Truth be told I’d gone through my options days ago, I knew what I could do, and I’d made the decision not to do them. Was it terrifying? Absolutely. But Icoulddo this.

Despite not being ready, despite it putting a little bump in my plans – no pun intended.

Imogen cups my cheek, just like our mom used to do, “I feel sick.” I tell her.

She cringes, “How far along?”

“My last period was six weeks ago.”

“Well, I guess we need to get to the clinic, get them to confirm and make a plan.”

“Are you mad?”

With a sigh she shakes her head, “I’m not mad, Ness. I’m scared for you, babies are…”

“Hard?” I finish, “A commitment you can’t just leave? Babies are a lot of things.”

“What about the dad?” She presses, “Are you going to try and find him?”

I nod even though I know the search will be fruitless.

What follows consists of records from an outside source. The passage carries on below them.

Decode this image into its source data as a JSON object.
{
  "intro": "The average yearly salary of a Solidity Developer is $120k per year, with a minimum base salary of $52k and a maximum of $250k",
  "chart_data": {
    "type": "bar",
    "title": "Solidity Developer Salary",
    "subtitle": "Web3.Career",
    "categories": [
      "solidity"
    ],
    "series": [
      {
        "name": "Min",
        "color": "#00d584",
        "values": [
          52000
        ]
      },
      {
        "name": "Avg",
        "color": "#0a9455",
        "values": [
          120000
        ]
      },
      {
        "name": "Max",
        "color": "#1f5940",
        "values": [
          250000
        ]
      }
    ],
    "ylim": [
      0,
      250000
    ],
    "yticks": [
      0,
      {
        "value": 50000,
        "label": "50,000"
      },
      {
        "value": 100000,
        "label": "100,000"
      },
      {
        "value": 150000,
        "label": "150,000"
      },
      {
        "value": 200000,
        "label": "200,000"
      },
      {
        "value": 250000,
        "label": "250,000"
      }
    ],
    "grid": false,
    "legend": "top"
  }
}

Kolt seems like the type of man that if he doesn’t want to be found, he won’t be.

I’ll likely never see him again.

“And college?”

“I’ll continue,” I say, “I’m coming up with a plan to be able to finish my studies and take care of a baby.”

“Here?” She chews her lip, “All on your own?”

“I can do it.”

“Ness,” She’s up again, pacing this time, “You need support. If you’re going to have this baby, you need your family, maybe you should come home.”

“I’m going to be a doctor, Immy. I can’t just come home.”

“But you’re pregnant!”

For the next three hours we go over the same argument. Back and forth until I become so mentally exhausted by it, I pass out on the couch. Imogen doesn’t leave, not like I wanted or expected her to, instead she curls on the sofa with me and we both stay there till morning, only to resume the same argument.

I understand her worry, but I have to try and do it all. There must be a way of studying and being a mom, I know a lot of mothers do it. But I am alone here, and the island is my safe place.

Imogen goes home after three days and on the fourth, I head to the clinic for my appointment.